Clément Renaud

Web Censorship in China: What are the statistics of tweets censored and taken down on Sina Weibo? Is there a way just to keep a history of that?


An extensive answer to this question can be found in the paper behind.

Deletion rate of posts on Sina Weibo is estimated to 16%, growing up to 50+ % in region like Tibet ot Ningxia.

– Censorship and deletion practices in Chinese social media

by David Bamman, Brendan O’Connor, Noah A. Smith in First Monday - March 2012

With Twitter and Facebook blocked in China, the stream of information from Chinese domestic social media provides a case study of social media behavior under the influence of active censorship. While much work has looked at efforts to prevent access to information in China (including IP blocking of foreign websites or search engine filtering), we present here the first large-scale analysis of political content censorship in social media, i.e., the active deletion of messages published by individuals.

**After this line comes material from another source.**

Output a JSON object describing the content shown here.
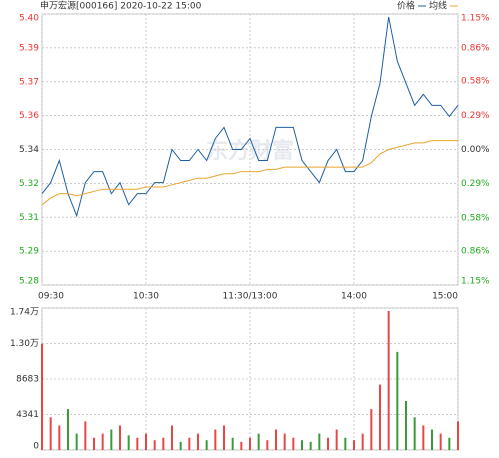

In a statistical analysis of 56 million messages (212,583 of which have been deleted out of 1.3 million checked, more than 16%) from the domestic Chinese microblog site Sina Weibo, and 11 million Chinese-language messages from Twitter, we uncover a set a politically sensitive terms whose presence in a message leads to anomalously higher rates of deletion. We also note that the rate of message deletion is not uniform throughout the country, with messages originating in the outlying provinces of Tibet and Qinghai exhibiting much higher deletion rates than those from eastern areas like Beijing.